Grupo que cortava internet para impor serviço clandestino é indiciado em Colatina

Investigação da DIPO em Colatina

A Polícia Civil do Espírito Santo (PCES) finalizou uma investigação em Colatina relacionada a um esquema criminoso de corte de internet. O trabalho foi conduzido pela Delegacia de Infrações Penais e Outras (DIPO), que apurou o corte intencional de cabos de internet que resultou na interrupção dos serviços em vários bairros. A investigação revelou que esses atos eram realizados por um grupo organizado, caracterizado por operar como uma milícia, que tinha o objetivo de monopolizar a oferta de internet na região.

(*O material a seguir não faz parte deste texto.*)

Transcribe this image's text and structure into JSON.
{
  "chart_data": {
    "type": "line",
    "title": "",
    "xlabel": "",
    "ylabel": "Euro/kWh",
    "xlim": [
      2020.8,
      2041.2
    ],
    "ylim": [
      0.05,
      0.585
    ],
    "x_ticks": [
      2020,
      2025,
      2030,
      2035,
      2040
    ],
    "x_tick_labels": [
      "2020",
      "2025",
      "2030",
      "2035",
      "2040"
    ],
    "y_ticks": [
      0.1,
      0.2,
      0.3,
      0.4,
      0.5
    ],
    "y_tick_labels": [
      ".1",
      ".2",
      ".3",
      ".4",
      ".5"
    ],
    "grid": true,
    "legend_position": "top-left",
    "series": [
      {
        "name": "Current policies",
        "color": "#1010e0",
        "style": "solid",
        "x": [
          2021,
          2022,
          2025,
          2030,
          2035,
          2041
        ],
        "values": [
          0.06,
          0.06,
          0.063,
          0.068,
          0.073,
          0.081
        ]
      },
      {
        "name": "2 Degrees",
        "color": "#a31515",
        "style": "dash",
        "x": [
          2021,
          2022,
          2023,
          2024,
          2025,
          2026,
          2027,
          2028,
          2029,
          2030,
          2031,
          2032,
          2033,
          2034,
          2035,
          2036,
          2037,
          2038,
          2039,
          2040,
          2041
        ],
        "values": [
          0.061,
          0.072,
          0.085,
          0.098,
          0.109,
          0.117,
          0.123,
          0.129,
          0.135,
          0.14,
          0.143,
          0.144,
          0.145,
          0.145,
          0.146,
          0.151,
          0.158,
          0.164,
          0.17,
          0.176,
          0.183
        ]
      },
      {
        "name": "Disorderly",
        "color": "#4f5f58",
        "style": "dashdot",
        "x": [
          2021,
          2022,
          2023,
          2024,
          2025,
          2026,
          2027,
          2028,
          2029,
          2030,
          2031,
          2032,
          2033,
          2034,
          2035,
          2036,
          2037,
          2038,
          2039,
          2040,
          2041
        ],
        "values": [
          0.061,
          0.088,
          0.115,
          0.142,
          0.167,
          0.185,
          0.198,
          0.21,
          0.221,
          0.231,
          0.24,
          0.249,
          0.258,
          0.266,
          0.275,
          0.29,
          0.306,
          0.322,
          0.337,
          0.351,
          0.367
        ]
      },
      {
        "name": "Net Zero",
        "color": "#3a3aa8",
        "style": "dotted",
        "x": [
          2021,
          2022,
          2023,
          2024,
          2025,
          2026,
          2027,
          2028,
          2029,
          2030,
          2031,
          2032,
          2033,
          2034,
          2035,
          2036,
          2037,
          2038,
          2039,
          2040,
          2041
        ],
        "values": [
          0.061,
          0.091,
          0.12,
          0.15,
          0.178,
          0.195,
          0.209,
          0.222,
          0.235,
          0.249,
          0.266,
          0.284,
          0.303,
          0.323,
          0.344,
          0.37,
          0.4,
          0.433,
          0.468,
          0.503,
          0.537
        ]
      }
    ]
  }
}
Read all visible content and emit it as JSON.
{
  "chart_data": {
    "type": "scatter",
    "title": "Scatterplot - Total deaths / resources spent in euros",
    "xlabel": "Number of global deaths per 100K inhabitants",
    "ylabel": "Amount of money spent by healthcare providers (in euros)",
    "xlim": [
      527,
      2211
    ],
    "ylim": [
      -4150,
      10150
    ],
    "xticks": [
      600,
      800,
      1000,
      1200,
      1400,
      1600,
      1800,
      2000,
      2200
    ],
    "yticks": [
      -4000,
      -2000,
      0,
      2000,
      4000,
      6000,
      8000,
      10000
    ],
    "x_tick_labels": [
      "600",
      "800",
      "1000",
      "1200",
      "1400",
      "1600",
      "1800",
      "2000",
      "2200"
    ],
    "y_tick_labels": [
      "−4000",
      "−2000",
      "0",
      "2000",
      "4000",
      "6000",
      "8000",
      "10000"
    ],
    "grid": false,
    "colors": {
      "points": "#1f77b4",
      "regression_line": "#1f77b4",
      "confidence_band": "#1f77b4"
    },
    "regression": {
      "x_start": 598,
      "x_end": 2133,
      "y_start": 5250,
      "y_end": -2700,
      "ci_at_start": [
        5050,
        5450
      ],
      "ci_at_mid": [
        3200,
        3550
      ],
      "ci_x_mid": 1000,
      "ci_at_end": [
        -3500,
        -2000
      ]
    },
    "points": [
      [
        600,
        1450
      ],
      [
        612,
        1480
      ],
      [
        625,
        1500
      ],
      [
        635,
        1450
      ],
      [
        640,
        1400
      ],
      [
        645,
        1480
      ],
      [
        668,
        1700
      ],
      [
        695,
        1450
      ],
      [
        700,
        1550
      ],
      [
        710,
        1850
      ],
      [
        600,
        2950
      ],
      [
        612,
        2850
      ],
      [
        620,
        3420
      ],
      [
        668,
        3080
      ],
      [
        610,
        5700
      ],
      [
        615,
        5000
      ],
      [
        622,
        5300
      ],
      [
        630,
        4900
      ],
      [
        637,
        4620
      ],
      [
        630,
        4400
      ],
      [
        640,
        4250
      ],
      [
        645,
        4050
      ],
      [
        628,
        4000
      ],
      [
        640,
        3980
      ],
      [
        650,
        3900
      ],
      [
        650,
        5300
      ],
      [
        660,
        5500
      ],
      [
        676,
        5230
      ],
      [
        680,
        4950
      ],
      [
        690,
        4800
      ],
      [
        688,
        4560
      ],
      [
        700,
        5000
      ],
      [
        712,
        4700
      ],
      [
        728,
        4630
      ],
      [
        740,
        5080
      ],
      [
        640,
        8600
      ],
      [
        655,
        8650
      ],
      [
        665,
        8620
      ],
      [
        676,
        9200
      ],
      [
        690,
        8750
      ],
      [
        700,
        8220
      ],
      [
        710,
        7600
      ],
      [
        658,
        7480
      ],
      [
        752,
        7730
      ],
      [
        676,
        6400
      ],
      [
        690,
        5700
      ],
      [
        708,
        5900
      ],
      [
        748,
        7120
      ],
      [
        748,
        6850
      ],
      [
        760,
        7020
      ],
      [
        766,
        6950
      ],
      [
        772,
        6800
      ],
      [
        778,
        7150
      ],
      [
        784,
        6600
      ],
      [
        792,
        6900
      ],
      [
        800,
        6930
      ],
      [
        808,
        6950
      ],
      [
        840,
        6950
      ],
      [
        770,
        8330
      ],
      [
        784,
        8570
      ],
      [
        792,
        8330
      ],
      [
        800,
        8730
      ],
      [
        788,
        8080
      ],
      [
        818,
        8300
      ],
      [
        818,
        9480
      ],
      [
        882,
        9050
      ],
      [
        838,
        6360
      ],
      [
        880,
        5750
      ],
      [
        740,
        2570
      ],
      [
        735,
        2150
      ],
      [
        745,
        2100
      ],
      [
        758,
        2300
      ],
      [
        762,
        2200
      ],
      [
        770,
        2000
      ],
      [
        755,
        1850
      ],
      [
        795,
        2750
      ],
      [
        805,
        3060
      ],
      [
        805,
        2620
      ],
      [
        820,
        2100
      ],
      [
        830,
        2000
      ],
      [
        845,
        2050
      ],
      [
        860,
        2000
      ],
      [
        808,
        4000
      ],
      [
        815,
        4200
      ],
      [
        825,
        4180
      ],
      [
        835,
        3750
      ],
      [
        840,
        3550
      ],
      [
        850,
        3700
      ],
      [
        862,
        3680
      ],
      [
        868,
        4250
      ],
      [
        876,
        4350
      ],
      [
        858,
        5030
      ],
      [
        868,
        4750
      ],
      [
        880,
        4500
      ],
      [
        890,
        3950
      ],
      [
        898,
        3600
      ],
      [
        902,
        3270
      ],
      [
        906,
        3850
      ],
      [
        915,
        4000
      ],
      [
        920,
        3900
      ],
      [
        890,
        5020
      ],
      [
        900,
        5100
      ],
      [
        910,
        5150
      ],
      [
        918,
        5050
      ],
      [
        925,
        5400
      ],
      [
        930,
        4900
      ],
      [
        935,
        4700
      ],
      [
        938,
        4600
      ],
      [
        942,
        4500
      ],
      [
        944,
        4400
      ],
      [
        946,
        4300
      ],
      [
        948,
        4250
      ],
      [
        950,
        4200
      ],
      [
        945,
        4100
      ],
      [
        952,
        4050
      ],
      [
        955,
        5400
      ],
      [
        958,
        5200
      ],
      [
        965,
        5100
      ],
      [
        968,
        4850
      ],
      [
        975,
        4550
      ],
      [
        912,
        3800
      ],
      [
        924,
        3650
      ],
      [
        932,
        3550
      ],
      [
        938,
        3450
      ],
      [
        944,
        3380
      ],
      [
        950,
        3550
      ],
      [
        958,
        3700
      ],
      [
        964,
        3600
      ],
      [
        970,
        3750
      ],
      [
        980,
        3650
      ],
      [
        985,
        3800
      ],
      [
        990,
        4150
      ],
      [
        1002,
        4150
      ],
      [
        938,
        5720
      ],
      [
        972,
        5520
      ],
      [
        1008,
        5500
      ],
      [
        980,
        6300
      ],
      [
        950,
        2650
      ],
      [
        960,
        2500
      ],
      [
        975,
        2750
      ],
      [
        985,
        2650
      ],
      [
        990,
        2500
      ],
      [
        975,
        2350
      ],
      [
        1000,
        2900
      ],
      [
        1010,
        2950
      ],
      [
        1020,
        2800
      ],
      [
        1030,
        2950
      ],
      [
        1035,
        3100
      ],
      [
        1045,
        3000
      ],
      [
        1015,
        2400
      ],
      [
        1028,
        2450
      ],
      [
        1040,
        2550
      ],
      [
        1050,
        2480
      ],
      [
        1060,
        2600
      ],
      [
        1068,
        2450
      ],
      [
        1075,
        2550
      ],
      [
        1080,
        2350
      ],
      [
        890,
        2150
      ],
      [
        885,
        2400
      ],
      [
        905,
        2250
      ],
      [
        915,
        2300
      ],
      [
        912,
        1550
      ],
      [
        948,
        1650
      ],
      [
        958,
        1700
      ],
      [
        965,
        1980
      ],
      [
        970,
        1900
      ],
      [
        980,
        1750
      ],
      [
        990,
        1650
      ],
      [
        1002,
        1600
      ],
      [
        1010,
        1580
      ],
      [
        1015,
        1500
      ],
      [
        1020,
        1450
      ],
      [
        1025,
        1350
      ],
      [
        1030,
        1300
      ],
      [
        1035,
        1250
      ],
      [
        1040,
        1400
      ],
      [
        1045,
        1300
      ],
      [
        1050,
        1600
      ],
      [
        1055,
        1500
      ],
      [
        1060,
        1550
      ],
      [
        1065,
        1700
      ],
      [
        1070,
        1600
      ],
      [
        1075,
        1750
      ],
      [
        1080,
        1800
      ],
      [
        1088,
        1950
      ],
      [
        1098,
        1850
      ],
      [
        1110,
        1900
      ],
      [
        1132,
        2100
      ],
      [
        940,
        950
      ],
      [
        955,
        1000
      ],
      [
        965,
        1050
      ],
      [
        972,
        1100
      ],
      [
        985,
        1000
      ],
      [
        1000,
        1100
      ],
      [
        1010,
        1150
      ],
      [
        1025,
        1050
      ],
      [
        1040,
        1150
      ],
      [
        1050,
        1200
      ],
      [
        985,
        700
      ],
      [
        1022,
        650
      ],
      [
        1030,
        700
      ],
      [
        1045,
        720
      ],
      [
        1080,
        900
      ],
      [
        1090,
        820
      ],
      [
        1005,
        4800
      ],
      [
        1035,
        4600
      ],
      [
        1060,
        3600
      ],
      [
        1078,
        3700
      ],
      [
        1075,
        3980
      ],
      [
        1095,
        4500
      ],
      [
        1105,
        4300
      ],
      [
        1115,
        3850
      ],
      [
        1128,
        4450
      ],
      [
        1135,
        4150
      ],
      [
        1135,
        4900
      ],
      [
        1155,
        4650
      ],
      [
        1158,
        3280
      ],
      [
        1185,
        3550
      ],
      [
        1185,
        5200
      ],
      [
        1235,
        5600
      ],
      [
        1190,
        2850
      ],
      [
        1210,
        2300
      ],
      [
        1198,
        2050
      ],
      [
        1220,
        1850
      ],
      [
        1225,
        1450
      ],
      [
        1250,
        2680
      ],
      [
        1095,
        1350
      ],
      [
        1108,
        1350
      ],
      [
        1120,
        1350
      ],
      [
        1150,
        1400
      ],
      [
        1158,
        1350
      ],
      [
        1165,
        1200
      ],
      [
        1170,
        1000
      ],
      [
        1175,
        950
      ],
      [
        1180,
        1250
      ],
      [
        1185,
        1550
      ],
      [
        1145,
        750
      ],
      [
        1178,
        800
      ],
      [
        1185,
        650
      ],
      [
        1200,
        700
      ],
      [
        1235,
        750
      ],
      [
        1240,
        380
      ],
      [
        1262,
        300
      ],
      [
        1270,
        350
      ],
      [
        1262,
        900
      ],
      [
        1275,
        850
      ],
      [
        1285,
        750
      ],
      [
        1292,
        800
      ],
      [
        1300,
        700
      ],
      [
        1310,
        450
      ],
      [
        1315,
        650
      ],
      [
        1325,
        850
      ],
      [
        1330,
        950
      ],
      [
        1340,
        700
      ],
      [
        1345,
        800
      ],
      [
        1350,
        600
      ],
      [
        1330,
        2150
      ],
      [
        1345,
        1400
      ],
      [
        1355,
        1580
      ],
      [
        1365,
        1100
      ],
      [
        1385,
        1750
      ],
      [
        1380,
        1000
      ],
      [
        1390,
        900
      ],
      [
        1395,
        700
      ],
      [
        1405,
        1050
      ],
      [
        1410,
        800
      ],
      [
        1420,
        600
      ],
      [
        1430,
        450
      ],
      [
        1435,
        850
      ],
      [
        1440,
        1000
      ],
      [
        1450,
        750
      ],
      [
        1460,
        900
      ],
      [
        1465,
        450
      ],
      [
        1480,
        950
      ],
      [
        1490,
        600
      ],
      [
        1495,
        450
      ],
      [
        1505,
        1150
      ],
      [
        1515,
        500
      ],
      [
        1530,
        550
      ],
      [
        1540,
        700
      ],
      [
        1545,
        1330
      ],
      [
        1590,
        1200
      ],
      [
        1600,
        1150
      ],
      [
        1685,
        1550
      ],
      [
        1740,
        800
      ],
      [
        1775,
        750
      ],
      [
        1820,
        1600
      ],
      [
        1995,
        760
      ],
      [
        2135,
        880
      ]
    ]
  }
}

Liderança do grupo criminoso

O esquema criminoso em questão era comandado por Hugo Henrique dos Santos, conhecido no submundo como “HG”. Sob sua liderança, o grupo interrompia os sinais de internet das operadoras locais, tentando forçar os moradores a contratá-los para serviços clandestinos de internet, que eram administrados pela própria organização criminosa. A estrutura do grupo era claramente hierárquica, com distribuição de funções entre os membros.

Métodos de intimidação utilizados

A organização não hesitou em usar táticas de intimidação armada para garantir seu controle sobre o território e seus “clientes”. Em um incidente notável, durante uma operação de reparo na rede de telecomunicações, membros do grupo ameaçaram um Sargento da Polícia Militar e sua família, provando a disposição da milícia em recorrer à violência para manter seu domínio.

corte de internet

Corte de cabos de internet

Os cortes de cabos foram realizados de forma estratégica, visando atingir áreas onde a resistência da população era considerada forte. O grupo utilizava informações privilegiadas e contava com recursos logísticos para realizar esses atos danosos, o que causou prejuízos significativos aos cidadãos e ao funcionamento normal da rede de internet na cidade.

Consequências para a comunidade

A interrupção dos serviços provocou sérias repercussões para a comunidade local, impactando não apenas o acesso à internet, mas também as atividades comerciais e sociais que dependem da conectividade. Os moradores ficaram em uma posição vulnerável, tendo que escolher entre continuar sem serviço ou arriscar-se a contratar os serviços ilegais oferecidos pelo grupo. Esse cenário gerou um clima de medo e incerteza, além de desconfiança em relação à segurança pública.



A resposta da Polícia Civil

Em resposta a essa situação alarmante, a Polícia Civil intensificou suas ações. Após reunir provas consistentes que incriminavam os membros do grupo, a PCES indiciou os envolvidos pelos crimes de organização criminosa, dano qualificado, interrupção de serviço essencial e ameaça. Além disso, a polícia solicitou a prisão preventiva dos acusados para restaurar a ordem pública e coibir futuras ações delituosas.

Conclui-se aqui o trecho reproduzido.